The York River could be a good candidate for Wild and Scenic status, according to preliminary findings from the National Park Service released by the House today.
U.S. Rep. Chellie Pingree requested a preliminary survey as part of legislation required to fund a full study, and the House passed the measure.
The legislation is now awaiting Senate deliberation.
The National Park Service’s preliminary report found the York River, located in South Berwick, York, Elliot and Kittery, to “likely meet criteria for inclusion in the National Wild and Scenic Rivers System, and a full study would be productive and appropriate.”
“What the survey did was basically look at the different criteria of the Wild and Scenic Rivers program and see, in a general sense, if the York River would have a chance of meeting them. Unequivocally, the report said yes,” Pingree said.
“The findings confirm exactly what community groups have been telling me about the river’s value to the area’s economy, environment and character. This is an important step as we continue to work to get the full study bill passed by Congress.”
The southern Maine watershed contains 32 square miles of the York River mainstream, wetlands, ponds and tributaries, as well as drinking water reservoirs, a salt marsh estuary, and 109 miles of streams and rivers.
“The York River feeds the ecology, culture, history, economy and beauty of this region. This new National Park Service survey report highlights the river’s many important attributes and outlines possibilities for its future,” said Carol Donnelly, founder of Friends of the York River. “We are thrilled that the [National] Park Service acknowledges the value of this special place.”
Pingree’s legislation — HR 2197, the York River Wild and Scenic River Bill — passed in the House in March. Companion legislation, S1520, was introduced by Sen. Angus King in the Senate. Pingree originally introduced the bill in the last session of congress after many requests from community groups, businesses and individuals.
If approved by Congress, the full study would determine whether the river is eligible for one of three designations —wild, scenic or recreational — under the Wild and Scenic River program.
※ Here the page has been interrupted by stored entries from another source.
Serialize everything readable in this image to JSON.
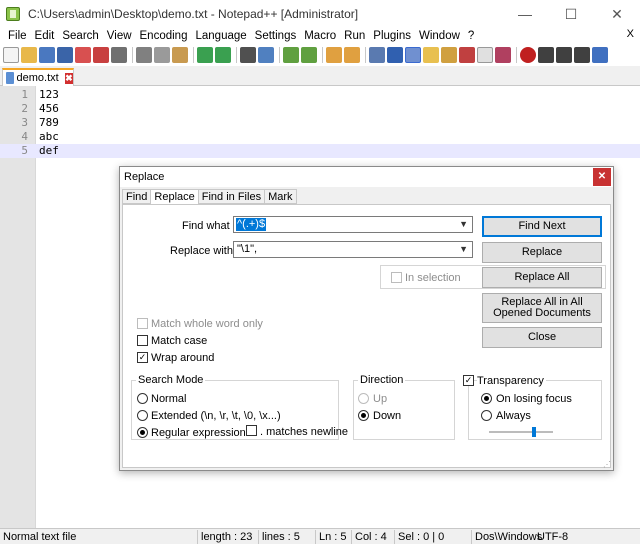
{
  "window": {
    "title": "C:\\Users\\admin\\Desktop\\demo.txt - Notepad++ [Administrator]",
    "minimize": "—",
    "maximize": "☐",
    "close": "✕"
  },
  "menu": {
    "items": [
      "File",
      "Edit",
      "Search",
      "View",
      "Encoding",
      "Language",
      "Settings",
      "Macro",
      "Run",
      "Plugins",
      "Window",
      "?"
    ],
    "close": "X"
  },
  "tabs": [
    {
      "label": "demo.txt",
      "close": "✖"
    }
  ],
  "editor": {
    "lines": [
      {
        "num": "1",
        "text": "123"
      },
      {
        "num": "2",
        "text": "456"
      },
      {
        "num": "3",
        "text": "789"
      },
      {
        "num": "4",
        "text": "abc"
      },
      {
        "num": "5",
        "text": "def"
      }
    ]
  },
  "status": {
    "type": "Normal text file",
    "length": "length : 23",
    "lines": "lines : 5",
    "ln": "Ln : 5",
    "col": "Col : 4",
    "sel": "Sel : 0 | 0",
    "eol": "Dos\\Windows",
    "encoding": "UTF-8"
  },
  "dialog": {
    "title": "Replace",
    "close": "✕",
    "tabs": [
      "Find",
      "Replace",
      "Find in Files",
      "Mark"
    ],
    "find_label": "Find what :",
    "find_value": "^(.+)$",
    "replace_label": "Replace with :",
    "replace_value": "\"\\1\",",
    "in_selection": "In selection",
    "buttons": {
      "find_next": "Find Next",
      "replace": "Replace",
      "replace_all": "Replace All",
      "replace_all_opened": "Replace All in All Opened Documents",
      "close": "Close"
    },
    "match_whole_word": "Match whole word only",
    "match_case": "Match case",
    "wrap_around": "Wrap around",
    "search_mode": {
      "title": "Search Mode",
      "normal": "Normal",
      "extended": "Extended (\\n, \\r, \\t, \\0, \\x...)",
      "regex": "Regular expression",
      "matches_newline": ". matches newline"
    },
    "direction": {
      "title": "Direction",
      "up": "Up",
      "down": "Down"
    },
    "transparency": {
      "title": "Transparency",
      "on_losing_focus": "On losing focus",
      "always": "Always",
      "level": 0.7
    }
  }
}
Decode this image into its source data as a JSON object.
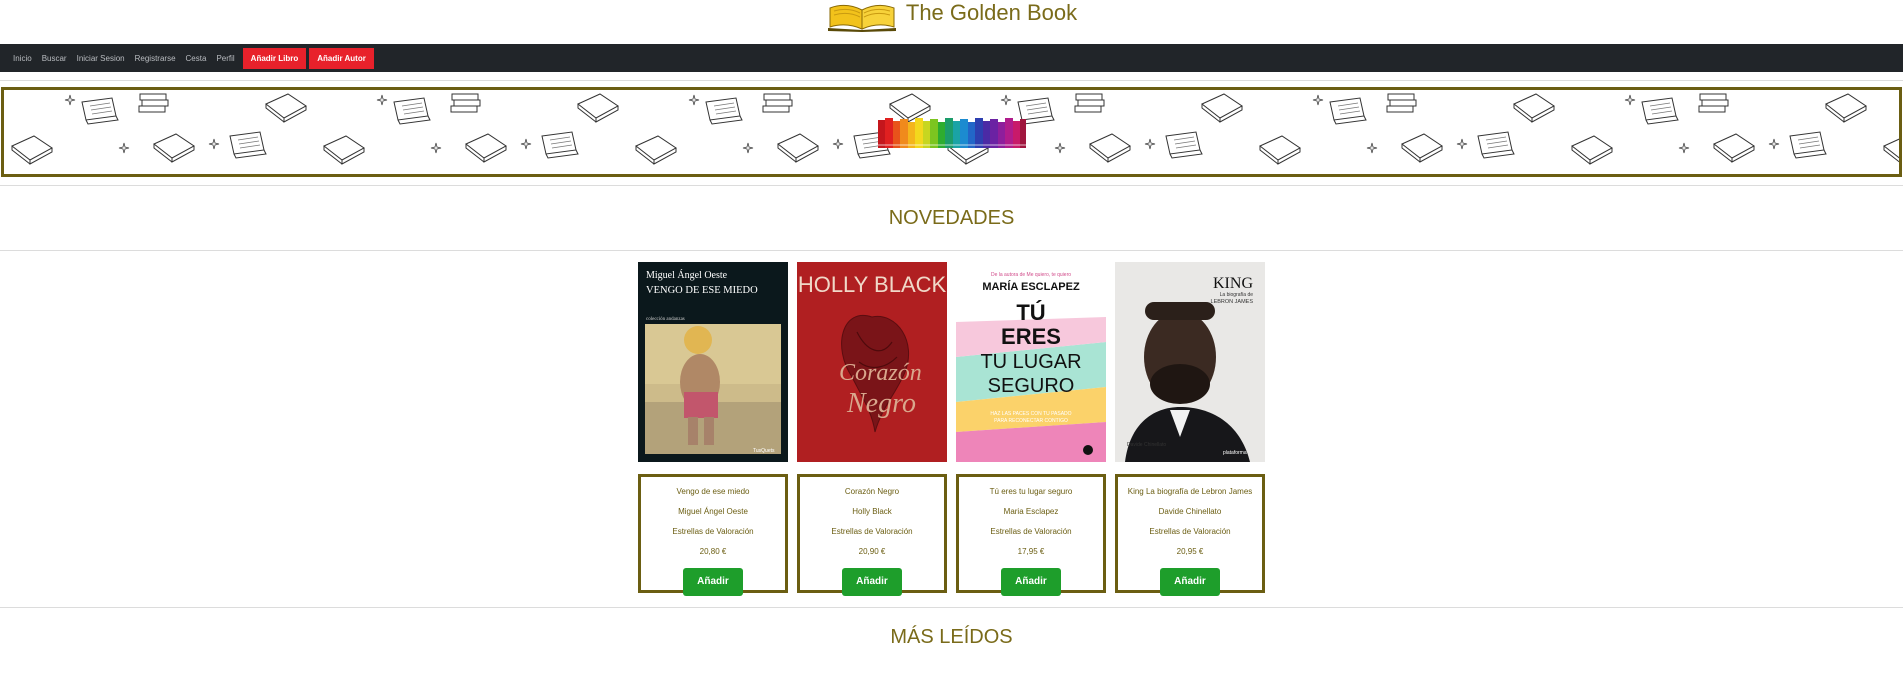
{
  "header": {
    "title": "The Golden Book",
    "logo_icon": "open-book-icon"
  },
  "nav": {
    "links": [
      "Inicio",
      "Buscar",
      "Iniciar Sesion",
      "Registrarse",
      "Cesta",
      "Perfil"
    ],
    "buttons": [
      "Añadir Libro",
      "Añadir Autor"
    ]
  },
  "sections": {
    "novedades": "NOVEDADES",
    "mas_leidos": "MÁS LEÍDOS"
  },
  "books": [
    {
      "title": "Vengo de ese miedo",
      "author": "Miguel Ángel Oeste",
      "rating": "Estrellas de Valoración",
      "price": "20,80 €",
      "add_label": "Añadir",
      "cover": {
        "author_line": "Miguel Ángel Oeste",
        "title_line": "VENGO DE ESE MIEDO",
        "collection": "colección andanzas",
        "publisher": "TusQuets"
      }
    },
    {
      "title": "Corazón Negro",
      "author": "Holly Black",
      "rating": "Estrellas de Valoración",
      "price": "20,90 €",
      "add_label": "Añadir",
      "cover": {
        "author_line": "HOLLY BLACK",
        "script_line_1": "Corazón",
        "script_line_2": "Negro"
      }
    },
    {
      "title": "Tú eres tu lugar seguro",
      "author": "Maria Esclapez",
      "rating": "Estrellas de Valoración",
      "price": "17,95 €",
      "add_label": "Añadir",
      "cover": {
        "top_line": "De la autora de Me quiero, te quiero",
        "author_line": "MARÍA ESCLAPEZ",
        "title_1": "TÚ",
        "title_2": "ERES",
        "title_3": "TU LUGAR",
        "title_4": "SEGURO",
        "subtitle_1": "HAZ LAS PACES CON TU PASADO",
        "subtitle_2": "PARA RECONECTAR CONTIGO"
      }
    },
    {
      "title": "King La biografía de Lebron James",
      "author": "Davide Chinellato",
      "rating": "Estrellas de Valoración",
      "price": "20,95 €",
      "add_label": "Añadir",
      "cover": {
        "title_line": "KING",
        "sub_1": "La biografía de",
        "sub_2": "LEBRON JAMES",
        "author_line": "Davide Chinellato",
        "publisher": "plataforma"
      }
    }
  ],
  "colors": {
    "gold": "#6b5e12",
    "nav_bg": "#212529",
    "red": "#e8212b",
    "green": "#1e9e2b"
  }
}
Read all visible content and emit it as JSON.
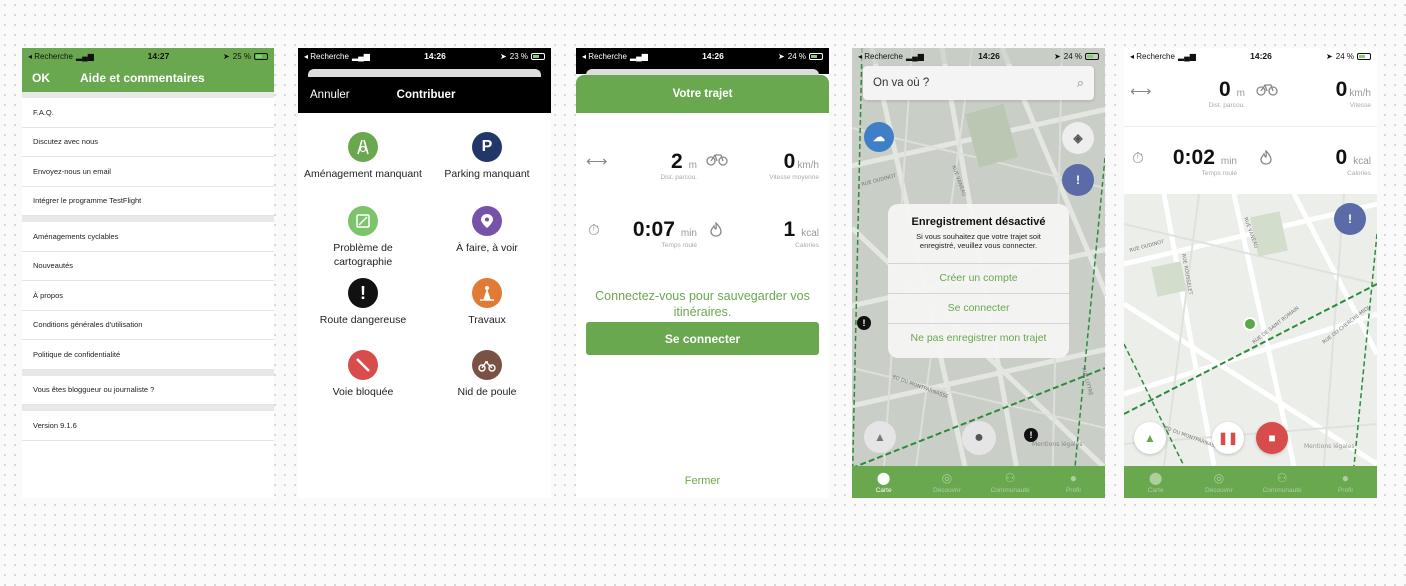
{
  "status_bars": {
    "s1": {
      "back": "◂ Recherche",
      "time": "14:27",
      "battery": "25 %"
    },
    "s2": {
      "back": "◂ Recherche",
      "time": "14:26",
      "battery": "23 %"
    },
    "s3": {
      "back": "◂ Recherche",
      "time": "14:26",
      "battery": "24 %"
    },
    "s4": {
      "back": "◂ Recherche",
      "time": "14:26",
      "battery": "24 %"
    },
    "s5": {
      "back": "◂ Recherche",
      "time": "14:26",
      "battery": "24 %"
    }
  },
  "colors": {
    "brand_green": "#6aa84f",
    "danger_red": "#d94c4c",
    "purple": "#7652a8",
    "navy": "#22366b",
    "orange": "#e07a35",
    "slate": "#5b6ba8"
  },
  "help": {
    "ok": "OK",
    "title": "Aide et commentaires",
    "group1": [
      "F.A.Q.",
      "Discutez avec nous",
      "Envoyez-nous un email",
      "Intégrer le programme TestFlight"
    ],
    "group2": [
      "Aménagements cyclables",
      "Nouveautés",
      "À propos",
      "Conditions générales d'utilisation",
      "Politique de confidentialité"
    ],
    "group3": [
      "Vous êtes bloggueur ou journaliste ?"
    ],
    "group4": [
      "Version 9.1.6"
    ]
  },
  "contribute": {
    "cancel": "Annuler",
    "title": "Contribuer",
    "items": [
      {
        "label": "Aménagement manquant",
        "icon": "bike-lane-icon"
      },
      {
        "label": "Parking manquant",
        "icon": "bike-parking-icon"
      },
      {
        "label": "Problème de cartographie",
        "icon": "map-edit-icon"
      },
      {
        "label": "À faire, à voir",
        "icon": "point-of-interest-icon"
      },
      {
        "label": "Route dangereuse",
        "icon": "danger-icon"
      },
      {
        "label": "Travaux",
        "icon": "roadworks-icon"
      },
      {
        "label": "Voie bloquée",
        "icon": "blocked-icon"
      },
      {
        "label": "Nid de poule",
        "icon": "pothole-icon"
      }
    ]
  },
  "trip": {
    "title": "Votre trajet",
    "distance": {
      "value": "2",
      "unit": "m",
      "label": "Dist. parcou."
    },
    "speed": {
      "value": "0",
      "unit": "km/h",
      "label": "Vitesse moyenne"
    },
    "time": {
      "value": "0:07",
      "unit": "min",
      "label": "Temps roulé"
    },
    "calories": {
      "value": "1",
      "unit": "kcal",
      "label": "Calories"
    },
    "message": "Connectez-vous pour sauvegarder vos itinéraires.",
    "login": "Se connecter",
    "close": "Fermer"
  },
  "map_dialog": {
    "search_placeholder": "On va où ?",
    "title": "Enregistrement désactivé",
    "message": "Si vous souhaitez que votre trajet soit enregistré, veuillez vous connecter.",
    "buttons": [
      "Créer un compte",
      "Se connecter",
      "Ne pas enregistrer mon trajet"
    ],
    "streets": [
      "RUE OUDINOT",
      "RUE VANEAU",
      "RUE ROUSSELET",
      "RUE DE SAINT ROMAIN",
      "RUE DU CHERCHE-MIDI",
      "BD DU MONTPARNASSE",
      "RUE LITTRÉ"
    ],
    "legal": "Mentions légales",
    "tabs": [
      "Carte",
      "Découvrir",
      "Communauté",
      "Profil"
    ]
  },
  "ride": {
    "distance": {
      "value": "0",
      "unit": "m",
      "label": "Dist. parcou."
    },
    "speed": {
      "value": "0",
      "unit": "km/h",
      "label": "Vitesse"
    },
    "time": {
      "value": "0:02",
      "unit": "min",
      "label": "Temps roulé"
    },
    "calories": {
      "value": "0",
      "unit": "kcal",
      "label": "Calories"
    },
    "streets": [
      "RUE OUDINOT",
      "RUE VANEAU",
      "RUE ROUSSELET",
      "RUE DE SAINT ROMAIN",
      "RUE DU CHERCHE-MIDI",
      "BD DU MONTPARNASSE"
    ],
    "legal": "Mentions légales",
    "tabs": [
      "Carte",
      "Découvrir",
      "Communauté",
      "Profil"
    ]
  }
}
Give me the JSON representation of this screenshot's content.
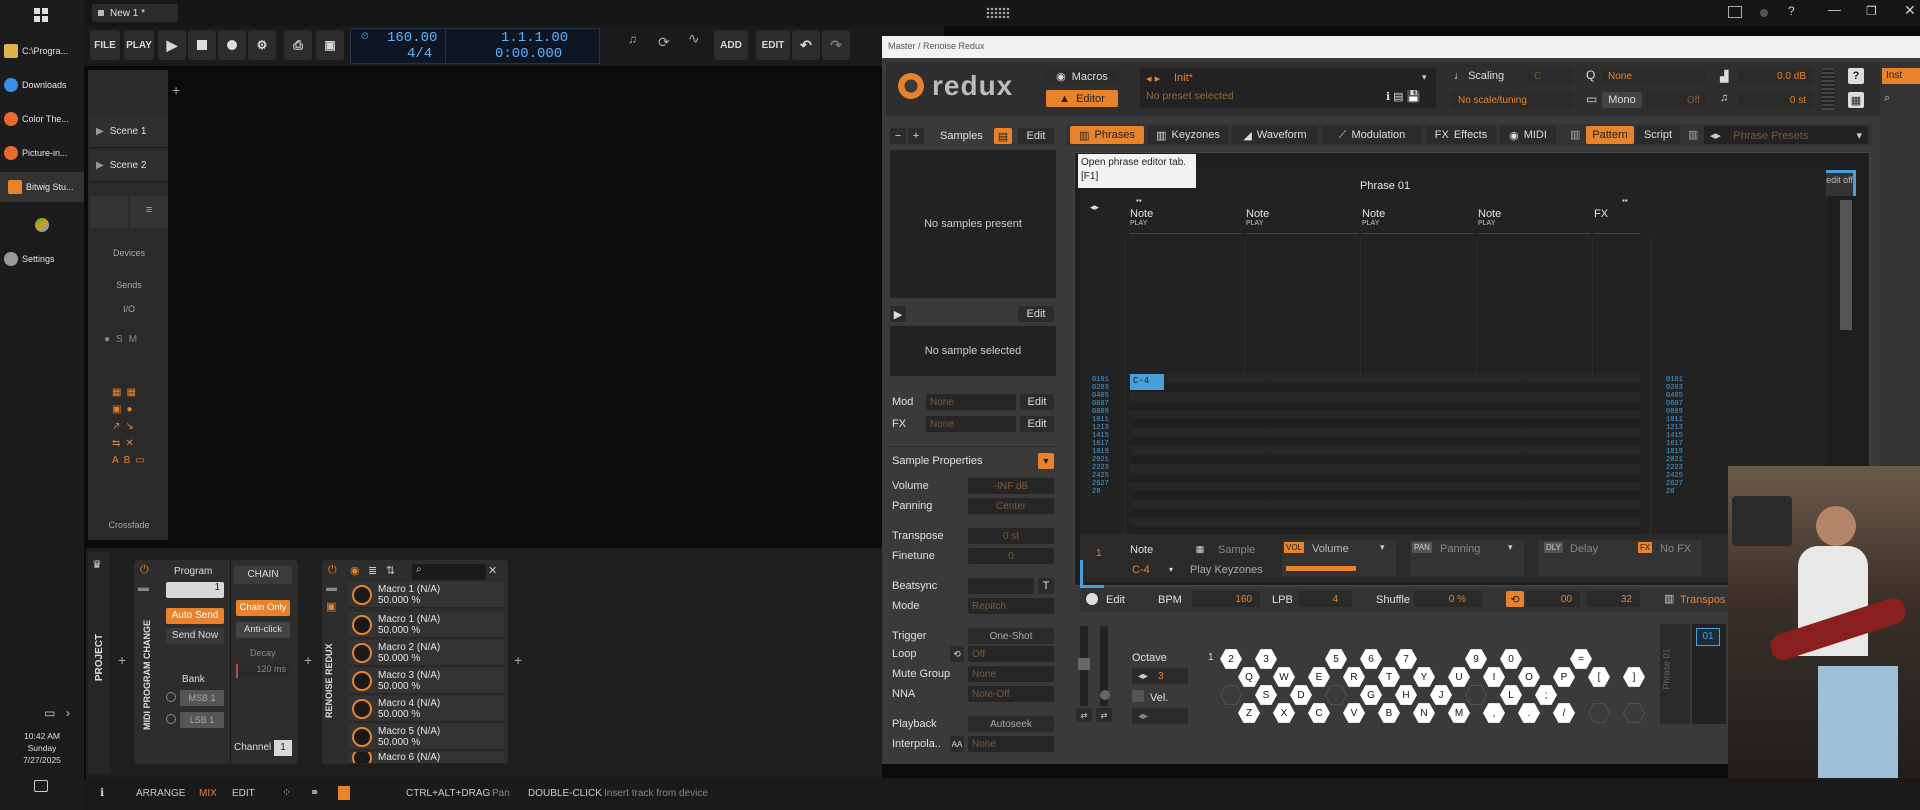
{
  "taskbar": {
    "items": [
      "C:\\Progra...",
      "Downloads",
      "Color The...",
      "Picture-in...",
      "Bitwig Stu...",
      "",
      "Settings"
    ],
    "clock": {
      "time": "10:42 AM",
      "day": "Sunday",
      "date": "7/27/2025"
    }
  },
  "topbar": {
    "tab": "New 1 *"
  },
  "transport": {
    "file": "FILE",
    "play": "PLAY",
    "tempo": "160.00",
    "signature": "4/4",
    "position": "1.1.1.00",
    "time": "0:00.000",
    "add": "ADD",
    "edit": "EDIT"
  },
  "scenes": [
    "Scene 1",
    "Scene 2"
  ],
  "side_labels": [
    "Devices",
    "Sends",
    "I/O",
    "Crossfade"
  ],
  "project_label": "PROJECT",
  "midi_pc": {
    "title": "MIDI PROGRAM CHANGE",
    "program_label": "Program",
    "program_value": "1",
    "auto_send": "Auto Send",
    "send_now": "Send Now",
    "bank_label": "Bank",
    "msb": "MSB 1",
    "lsb": "LSB 1",
    "chain": "CHAIN",
    "chain_only": "Chain Only",
    "anti_click": "Anti-click",
    "decay_label": "Decay",
    "decay_value": "120 ms",
    "channel_label": "Channel",
    "channel_value": "1"
  },
  "renoise": {
    "title": "RENOISE REDUX",
    "macros": [
      {
        "name": "Macro 1 (N/A)",
        "value": "50.000 %"
      },
      {
        "name": "Macro 1 (N/A)",
        "value": "50.000 %"
      },
      {
        "name": "Macro 2 (N/A)",
        "value": "50.000 %"
      },
      {
        "name": "Macro 3 (N/A)",
        "value": "50.000 %"
      },
      {
        "name": "Macro 4 (N/A)",
        "value": "50.000 %"
      },
      {
        "name": "Macro 5 (N/A)",
        "value": "50.000 %"
      },
      {
        "name": "Macro 6 (N/A)",
        "value": ""
      }
    ]
  },
  "redux": {
    "window_title": "Master / Renoise Redux",
    "logo": "redux",
    "macros_btn": "Macros",
    "editor_btn": "Editor",
    "preset_name": "Init*",
    "preset_status": "No preset selected",
    "scaling_label": "Scaling",
    "scaling_key": "C",
    "scale_value": "No scale/tuning",
    "quantize": "None",
    "mono": "Mono",
    "mono_value": "Off",
    "volume": "0.0 dB",
    "transpose": "0 st",
    "samples_label": "Samples",
    "edit": "Edit",
    "no_samples": "No samples present",
    "no_sample_selected": "No sample selected",
    "mod_label": "Mod",
    "mod_value": "None",
    "fx_label": "FX",
    "fx_value": "None",
    "sample_properties": "Sample Properties",
    "props": [
      {
        "label": "Volume",
        "value": "-INF dB"
      },
      {
        "label": "Panning",
        "value": "Center"
      },
      {
        "label": "Transpose",
        "value": "0 st"
      },
      {
        "label": "Finetune",
        "value": "0"
      },
      {
        "label": "Beatsync",
        "value": ""
      },
      {
        "label": "Mode",
        "value": "Repitch"
      },
      {
        "label": "Trigger",
        "value": "One-Shot"
      },
      {
        "label": "Loop",
        "value": "Off"
      },
      {
        "label": "Mute Group",
        "value": "None"
      },
      {
        "label": "NNA",
        "value": "Note-Off"
      },
      {
        "label": "Playback",
        "value": "Autoseek"
      },
      {
        "label": "Interpola..",
        "value": "None"
      }
    ],
    "tabs": [
      "Phrases",
      "Keyzones",
      "Waveform",
      "Modulation",
      "Effects",
      "MIDI"
    ],
    "pattern": "Pattern",
    "script": "Script",
    "phrase_presets": "Phrase Presets",
    "tooltip_line1": "Open phrase editor tab.",
    "tooltip_line2": "[F1]",
    "phrase_title": "Phrase 01",
    "edit_off": "edit off",
    "columns": [
      "Note",
      "Note",
      "Note",
      "Note",
      "FX"
    ],
    "column_sub": "PLAY",
    "first_note": "C-4",
    "note_label": "Note",
    "note_value": "C-4",
    "sample_label": "Sample",
    "play_keyzones": "Play Keyzones",
    "vol": "VOL",
    "volume_label": "Volume",
    "pan": "PAN",
    "panning_label": "Panning",
    "dly": "DLY",
    "delay_label": "Delay",
    "fx": "FX",
    "no_fx": "No FX",
    "row_num": "1",
    "bpm_label": "BPM",
    "bpm": "160",
    "lpb_label": "LPB",
    "lpb": "4",
    "shuffle_label": "Shuffle",
    "shuffle": "0 %",
    "loop_start": "00",
    "loop_end": "32",
    "transpose_btn": "Transpos",
    "octave_label": "Octave",
    "octave": "3",
    "vel_label": "Vel.",
    "phrase_side": "Phrase 01",
    "phrase_num": "01",
    "keys_top": [
      "2",
      "3",
      "5",
      "6",
      "7",
      "9",
      "0",
      "="
    ],
    "keys_q": [
      "Q",
      "W",
      "E",
      "R",
      "T",
      "Y",
      "U",
      "I",
      "O",
      "P",
      "[",
      "]"
    ],
    "keys_a": [
      "S",
      "D",
      "G",
      "H",
      "J",
      "L",
      ";"
    ],
    "keys_z": [
      "Z",
      "X",
      "C",
      "V",
      "B",
      "N",
      "M",
      ",",
      ".",
      "/"
    ]
  },
  "bottom": {
    "arrange": "ARRANGE",
    "mix": "MIX",
    "edit": "EDIT",
    "hint1_key": "CTRL+ALT+DRAG",
    "hint1": "Pan",
    "hint2_key": "DOUBLE-CLICK",
    "hint2": "Insert track from device"
  },
  "colors": {
    "accent": "#e8832b",
    "lcd": "#5fb3ff",
    "selected": "#4a9fd8"
  }
}
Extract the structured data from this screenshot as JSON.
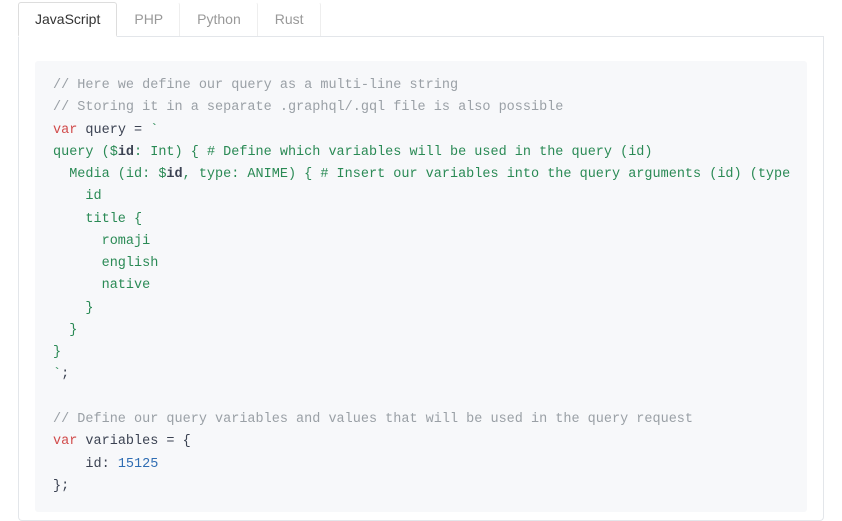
{
  "tabs": {
    "items": [
      {
        "label": "JavaScript",
        "active": true
      },
      {
        "label": "PHP",
        "active": false
      },
      {
        "label": "Python",
        "active": false
      },
      {
        "label": "Rust",
        "active": false
      }
    ]
  },
  "code": {
    "c1": "// Here we define our query as a multi-line string",
    "c2": "// Storing it in a separate .graphql/.gql file is also possible",
    "kw_var1": "var",
    "query_name": " query = ",
    "backtick1": "`",
    "q_line1a": "query ($",
    "q_line1b": "id",
    "q_line1c": ": Int) { ",
    "q_hash1": "# Define which variables will be used in the query (id)",
    "q_line2a": "  Media (id: $",
    "q_line2b": "id",
    "q_line2c": ", type: ANIME) { ",
    "q_hash2": "# Insert our variables into the query arguments (id) (type",
    "q_line3": "    id",
    "q_line4": "    title {",
    "q_line5": "      romaji",
    "q_line6": "      english",
    "q_line7": "      native",
    "q_line8": "    }",
    "q_line9": "  }",
    "q_line10": "}",
    "backtick2": "`",
    "semi1": ";",
    "c3": "// Define our query variables and values that will be used in the query request",
    "kw_var2": "var",
    "vars_name": " variables = {",
    "v_line1a": "    ",
    "v_line1b": "id",
    "v_line1c": ": ",
    "v_line1d": "15125",
    "v_close": "};"
  }
}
Community members would then be able to give their input on whether the designation should move forward.
Upon approval, the designation would likely attract more federal funding and assistance for the area to preserve and restore fish and wildlife habitats.
According to the National Park Service report, strong community group and interest group support for a Wild and Scenic River Study and “a demonstrated track record of natural and cultural resource protection [that] supports key elements of suitability,” made the York River a good fit for the Wild and Scenic System.
Congress established The National Wild and Scenic Rivers System in 1668 through the Wild and Scenic Rivers Act to “protect outstanding rivers from harmful effects of new federally assisted projects such as dams and hydroelectric facilities.” Rivers considered for the system must be free-flowing and posses at least one “Outstanding Remarkable Value.”
Maine has 31,752 miles of river, according to rivers.gov/maine.php. Only 92.5 river miles are designated as Wild and Scenic, making the Mt. Katahdin-based Allagash River Waterway the only designated watershed in the state.